My beloved Chocolate Labrador Eva died of malignant histiocytosis (MH) on October 26, 2006. She was my best friend in the world and my constant companion. Her passing left a huge hole in my heart. Right now I feel so terribly empty but also blessed to have shared her love and companionship for 10 wonderful years. THANK YOU SWEETIE, I miss you so much, but I hope you have fun in Heaven.

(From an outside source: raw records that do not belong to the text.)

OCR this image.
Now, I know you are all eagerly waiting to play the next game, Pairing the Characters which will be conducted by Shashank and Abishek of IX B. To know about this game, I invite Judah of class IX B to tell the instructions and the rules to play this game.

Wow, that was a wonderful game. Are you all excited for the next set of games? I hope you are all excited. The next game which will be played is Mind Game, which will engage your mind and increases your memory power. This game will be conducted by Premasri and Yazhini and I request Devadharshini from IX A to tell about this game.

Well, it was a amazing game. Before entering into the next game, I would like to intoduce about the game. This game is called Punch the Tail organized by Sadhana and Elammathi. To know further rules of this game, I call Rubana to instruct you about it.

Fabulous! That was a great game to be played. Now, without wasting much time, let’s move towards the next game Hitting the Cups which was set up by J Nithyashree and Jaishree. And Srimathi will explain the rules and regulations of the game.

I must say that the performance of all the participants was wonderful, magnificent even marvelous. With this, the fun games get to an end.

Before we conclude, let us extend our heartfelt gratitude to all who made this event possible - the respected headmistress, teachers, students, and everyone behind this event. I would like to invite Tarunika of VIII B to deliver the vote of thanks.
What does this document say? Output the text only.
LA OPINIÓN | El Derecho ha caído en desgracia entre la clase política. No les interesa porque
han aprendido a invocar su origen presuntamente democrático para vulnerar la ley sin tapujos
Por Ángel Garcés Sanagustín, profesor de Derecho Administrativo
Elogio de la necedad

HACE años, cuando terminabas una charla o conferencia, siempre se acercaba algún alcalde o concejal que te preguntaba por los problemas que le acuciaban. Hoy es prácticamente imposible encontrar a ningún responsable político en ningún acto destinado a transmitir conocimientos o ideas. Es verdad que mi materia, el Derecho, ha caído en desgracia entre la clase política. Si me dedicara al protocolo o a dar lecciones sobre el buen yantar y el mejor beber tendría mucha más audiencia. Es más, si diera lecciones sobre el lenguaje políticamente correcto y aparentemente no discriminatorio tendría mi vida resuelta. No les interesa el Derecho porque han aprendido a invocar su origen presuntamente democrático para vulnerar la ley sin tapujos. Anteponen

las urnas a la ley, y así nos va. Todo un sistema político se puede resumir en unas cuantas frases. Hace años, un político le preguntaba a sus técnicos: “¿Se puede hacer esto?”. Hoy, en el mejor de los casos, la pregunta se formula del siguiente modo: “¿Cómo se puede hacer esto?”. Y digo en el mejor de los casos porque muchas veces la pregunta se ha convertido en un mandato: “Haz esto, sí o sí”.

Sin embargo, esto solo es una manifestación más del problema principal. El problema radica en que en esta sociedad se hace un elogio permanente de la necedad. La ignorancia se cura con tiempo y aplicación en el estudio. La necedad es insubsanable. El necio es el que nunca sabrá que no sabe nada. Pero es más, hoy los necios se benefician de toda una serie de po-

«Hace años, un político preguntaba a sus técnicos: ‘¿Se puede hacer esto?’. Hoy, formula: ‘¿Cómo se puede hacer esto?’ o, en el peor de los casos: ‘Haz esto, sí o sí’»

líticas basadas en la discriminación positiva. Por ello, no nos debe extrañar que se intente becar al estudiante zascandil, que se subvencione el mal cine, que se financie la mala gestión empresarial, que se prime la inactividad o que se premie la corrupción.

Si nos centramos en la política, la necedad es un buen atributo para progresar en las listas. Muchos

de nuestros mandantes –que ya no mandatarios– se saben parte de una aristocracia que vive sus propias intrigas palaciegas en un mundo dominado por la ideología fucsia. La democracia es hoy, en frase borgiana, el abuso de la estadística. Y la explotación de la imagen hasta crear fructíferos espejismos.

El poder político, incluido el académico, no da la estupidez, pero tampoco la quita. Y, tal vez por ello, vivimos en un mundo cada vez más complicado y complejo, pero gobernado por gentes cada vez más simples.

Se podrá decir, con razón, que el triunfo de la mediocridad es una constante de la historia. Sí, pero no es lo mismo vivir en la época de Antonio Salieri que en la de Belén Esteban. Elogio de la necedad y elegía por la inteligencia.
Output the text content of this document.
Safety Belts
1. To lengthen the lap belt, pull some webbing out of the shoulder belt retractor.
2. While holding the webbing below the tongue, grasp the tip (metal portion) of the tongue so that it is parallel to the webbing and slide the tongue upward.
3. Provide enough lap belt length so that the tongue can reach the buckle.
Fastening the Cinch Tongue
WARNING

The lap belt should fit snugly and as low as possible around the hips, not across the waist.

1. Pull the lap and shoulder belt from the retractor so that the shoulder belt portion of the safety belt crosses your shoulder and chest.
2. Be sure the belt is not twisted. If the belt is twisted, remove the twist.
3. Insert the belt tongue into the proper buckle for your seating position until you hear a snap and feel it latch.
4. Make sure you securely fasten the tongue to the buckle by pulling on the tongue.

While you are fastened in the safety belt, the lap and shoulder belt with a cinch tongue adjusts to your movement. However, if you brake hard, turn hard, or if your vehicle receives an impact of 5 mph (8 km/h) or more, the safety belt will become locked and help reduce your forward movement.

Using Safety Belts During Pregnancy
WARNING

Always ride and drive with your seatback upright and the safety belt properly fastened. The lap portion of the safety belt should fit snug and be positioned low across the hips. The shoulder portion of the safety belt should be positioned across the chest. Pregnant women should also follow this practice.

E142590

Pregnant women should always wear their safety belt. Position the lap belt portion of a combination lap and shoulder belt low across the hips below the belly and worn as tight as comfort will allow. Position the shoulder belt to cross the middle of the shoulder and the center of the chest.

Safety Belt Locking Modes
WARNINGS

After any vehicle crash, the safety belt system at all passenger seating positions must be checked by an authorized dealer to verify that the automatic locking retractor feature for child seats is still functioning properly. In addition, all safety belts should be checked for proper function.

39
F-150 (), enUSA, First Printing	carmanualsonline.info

Eva started coughing and hacking and became extremely lethargic in August 2006. Needless to say I ran her to the vet who tested her blood. As she was coughing and her white blood count was high they thought she might have a respiratory infection and she was treated for that with antibiotics. After I stopped the antibiotics, the coughing returned and so we gave her another kind of antibiotic. This time the coughing returned before the course of antibiotics was finished. We were referred to a specialist who took an x-ray and discovered that my sweet girl was filled with fluid. The specialist said that Eva probably had a heart-condition. However after he drained the fluid and noticed it contained a lot of blood, he ruled out the heart-condition and said it was probably some kind of cancer. Unfortunately the lab results of the fluid were inconclusive, so we had an ultrasound done which showed a mass in her lungs. So next was a biopsy from the mass in her lungs. ALSO I had previously noticed some little lumps, but was told that they were fatty cysts which are common for a dog her age (10). But one of those lumps had changed and hardened and so he took a biopsy from that lump too. The results were devastating. I was told she had MH and it was recommended that I put her to sleep as soon as the symptoms worsened. Fortunately the removal of the fluid had eased her symptoms a great deal and she didn't seem to be in pain at all. And even though she had slowed down drastically she still had a great appetite and seemed happy to be with me. So we gave her prednisone to relieve any kind of inflammation and hoped for the best.
As I am retired I was able to be with her constantly and give her lots of love and attention. The memories of this extreme emotional 'quality time' really helped me a great deal after I lost her. I felt extremely lucky cause her quality of life was pretty good until the day she died. I understand now that others aren't that lucky. She did lose lots of weight and muscle mass and her breathing was very rapid, but she didn't seem to be in pain. However on her last morning she wasn't interested in her food. She went outside to go potty and her legs gave out. I knew that this was the end. Even though she got back on her feet, she still didn't want to eat and now she was clearly in pain and very distressed. I made that horrible dreaded call to the vet. I will never ever forget that day; the pain and emotions are still overwhelming.